BTW charliem, nice find on the rrd graphs, I never had enough time to time figure out why the DB didn't survive a reboot. :(
@pete: I run off a 16GB SLC CF card, using the standard version but with all the options to run as much as possible in RAM set. It's plenty big enough, but I don't run anything like Squid.
-
To get the patch to work in 2.1.5, I had to edit one services_ntpd.php hunk in Robi's 2.1.3 patch with change according to the commit:
https://github.com/pfsense/pfsense/commit/88c24958a9625d2daa55adb2bb685c70ec9d6eba
-
Don't know if this has been mentioned, but the NTP RRD graphs should scale from negative to positive as offset can have a negative value. Now it's clipped off as the graph is shown from 0 up.
-
To get the patch to work in 2.1.5, I had to edit one services_ntpd.php hunk in Robi's 2.1.3 patch with change according to the commit:
https://github.com/pfsense/pfsense/commit/88c24958a9625d2daa55adb2bb685c70ec9d6eba
Yes indeed. Please find attached the patch.
-
Now that 2.2-RELEASE is out, which includes all this, a quick note with good news for the people who had to tweak serial ports on their motherboard.
-
To make ntp rrd graphs look nicer I did some changes on my system to allow full scaling from negative to positive values and I made the graph scale a bit nicer (in my opinion).

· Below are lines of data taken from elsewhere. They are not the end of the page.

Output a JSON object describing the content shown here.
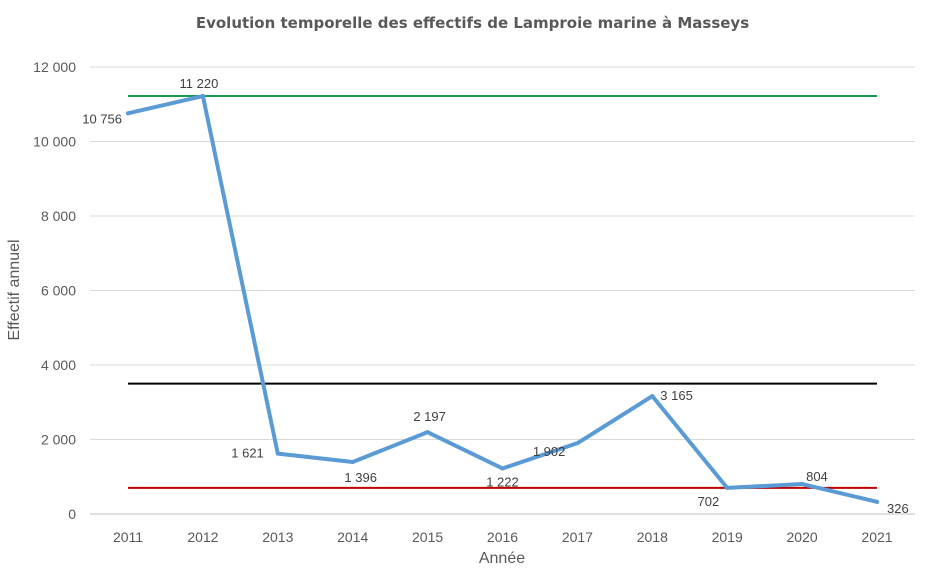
{
  "chart_data": {
    "type": "line",
    "title": "Evolution temporelle des effectifs de Lamproie marine à Masseys",
    "xlabel": "Année",
    "ylabel": "Effectif annuel",
    "categories": [
      "2011",
      "2012",
      "2013",
      "2014",
      "2015",
      "2016",
      "2017",
      "2018",
      "2019",
      "2020",
      "2021"
    ],
    "series": [
      {
        "color": "#5b9bd5",
        "values": [
          10756,
          11220,
          1621,
          1396,
          2197,
          1222,
          1902,
          3165,
          702,
          804,
          326
        ],
        "data_labels": [
          "10 756",
          "11 220",
          "1 621",
          "1 396",
          "2 197",
          "1 222",
          "1 902",
          "3 165",
          "702",
          "804",
          "326"
        ]
      }
    ],
    "reference_lines": [
      {
        "value": 11220,
        "color": "#1a9850"
      },
      {
        "value": 3500,
        "color": "#000000"
      },
      {
        "value": 702,
        "color": "#c00000"
      }
    ],
    "ylim": [
      0,
      12000
    ],
    "yticks": [
      0,
      2000,
      4000,
      6000,
      8000,
      10000,
      12000
    ],
    "ytick_labels": [
      "0",
      "2 000",
      "4 000",
      "6 000",
      "8 000",
      "10 000",
      "12 000"
    ],
    "grid": true,
    "legend": "none"
  }
}
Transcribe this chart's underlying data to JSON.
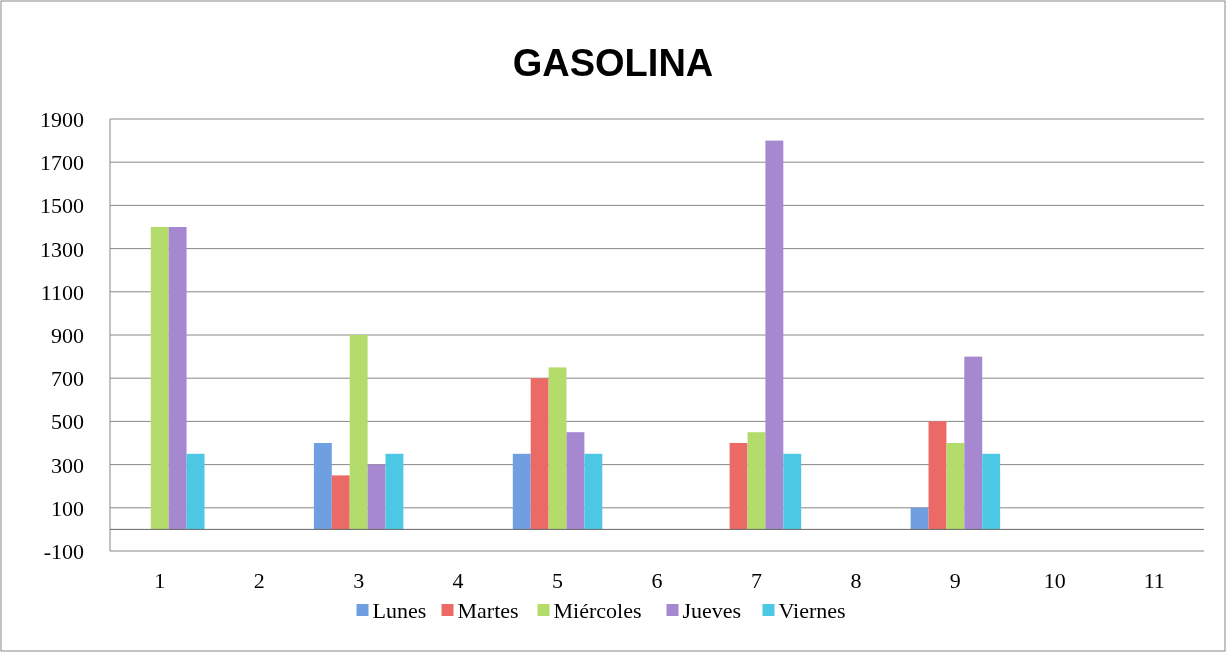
{
  "chart_data": {
    "type": "bar",
    "title": "GASOLINA",
    "categories": [
      "1",
      "2",
      "3",
      "4",
      "5",
      "6",
      "7",
      "8",
      "9",
      "10",
      "11"
    ],
    "series": [
      {
        "name": "Lunes",
        "color": "#6f9fe0",
        "values": [
          0,
          null,
          400,
          null,
          350,
          null,
          0,
          null,
          100,
          null,
          null
        ]
      },
      {
        "name": "Martes",
        "color": "#ec6a66",
        "values": [
          0,
          null,
          250,
          null,
          700,
          null,
          400,
          null,
          500,
          null,
          null
        ]
      },
      {
        "name": "Miércoles",
        "color": "#b4dc6a",
        "values": [
          1400,
          null,
          900,
          null,
          750,
          null,
          450,
          null,
          400,
          null,
          null
        ]
      },
      {
        "name": "Jueves",
        "color": "#a688d0",
        "values": [
          1400,
          null,
          300,
          null,
          450,
          null,
          1800,
          null,
          800,
          null,
          null
        ]
      },
      {
        "name": "Viernes",
        "color": "#4cc8e4",
        "values": [
          350,
          null,
          350,
          null,
          350,
          null,
          350,
          null,
          350,
          null,
          null
        ]
      }
    ],
    "ylim": [
      -100,
      1900
    ],
    "yticks": [
      -100,
      100,
      300,
      500,
      700,
      900,
      1100,
      1300,
      1500,
      1700,
      1900
    ],
    "grid": "y",
    "legend": "bottom"
  }
}
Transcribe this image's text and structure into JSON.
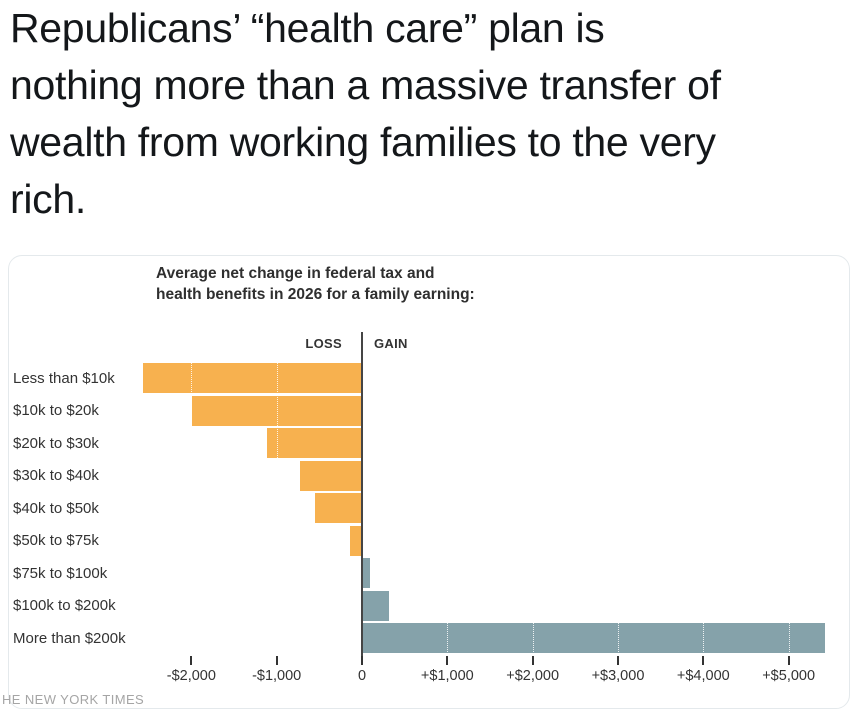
{
  "headline": {
    "lines": [
      "Republicans’ “health care” plan is",
      "nothing more than a massive transfer of",
      "wealth from working families to the very",
      "rich."
    ]
  },
  "chart_card": {
    "title_lines": [
      "Average net change in federal tax and",
      "health benefits in 2026 for a family earning:"
    ],
    "attribution": "HE NEW YORK TIMES"
  },
  "chart_data": {
    "type": "bar",
    "orientation": "horizontal",
    "title": "Average net change in federal tax and health benefits in 2026 for a family earning:",
    "categories": [
      "Less than $10k",
      "$10k to $20k",
      "$20k to $30k",
      "$30k to $40k",
      "$40k to $50k",
      "$50k to $75k",
      "$75k to $100k",
      "$100k to $200k",
      "More than $200k"
    ],
    "values": [
      -2550,
      -1980,
      -1100,
      -720,
      -540,
      -130,
      80,
      310,
      5420
    ],
    "loss_label": "LOSS",
    "gain_label": "GAIN",
    "x_tick_values": [
      -2000,
      -1000,
      0,
      1000,
      2000,
      3000,
      4000,
      5000
    ],
    "x_tick_labels": [
      "-$2,000",
      "-$1,000",
      "0",
      "+$1,000",
      "+$2,000",
      "+$3,000",
      "+$4,000",
      "+$5,000"
    ],
    "xlim": [
      -2550,
      5420
    ],
    "loss_color": "#f7b14f",
    "gain_color": "#85a2aa",
    "axis_line_color": "#454545",
    "grid": "white-dotted-over-bars",
    "legend_position": "none"
  }
}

Modify rrd.inc to allow negative values. I'm not sure if all of these can actually go to negative, but this was a lazy initial edit. I'm sure none of the values should ever get anywhere close to 1000 though.
$rrdcreate .= "DS:offset:GAUGE:$ntpdvalid:-1000:1000 "; $rrdcreate .= "DS:sjit:GAUGE:$ntpdvalid:-1000:1000 "; $rrdcreate .= "DS:cjit:GAUGE:$ntpdvalid:-1000:1000 "; $rrdcreate .= "DS:wander:GAUGE:$ntpdvalid:-1000:1000 "; $rrdcreate .= "DS:freq:GAUGE:$ntpdvalid:-1000:1000 "; $rrdcreate .= "DS:disp:GAUGE:$ntpdvalid:-1000:1000 ";
Modify the status_rrd_graph_img.php file to scale things better for the actual graph. Another part to touch in this file would be the COMMENT/GPRINT part for ntp graph to tweak the number of decimals etc.
$graphcmd .= "--alt-autoscale "; $graphcmd .= "--alt-y-grid "; $graphcmd .= "--units-exponent 0 "; $graphcmd .= "--rigid ";
I've never touched any of the pfSense code before and I don't have a github account nor have I signed the CLA. I would very much appreciate it if someone could take a look at this, make the actual changes needed and post a pull request.
-
To make ntp rrd graphs look nicer I did some changes on my system to allow full scaling from negative to positive values and I made the graph scale a bit nicer (in my opinion).
Can you post a diff? Would be easier for others to test.
Modify rrd.inc to allow negative values. I'm not sure if all of these can actually go to negative, but this was a lazy initial edit. I'm sure none of the values should ever get anywhere close to 1000 though.
As far as I know, only offset and frequency could have possible negative values. Jitter and wander are calculated as RMS averages and so should always be positive. Dispersion is related to delay and latency measurements, both of which should be positive (unless you live in a Tardis …)
-
Plotting negative offset seems like a good idea. What does it show now if it can't go negative? Worst case it shows zero offset unrealistically.
Steve
-
Negative values are clipped off completely resulting in gaps in the graph.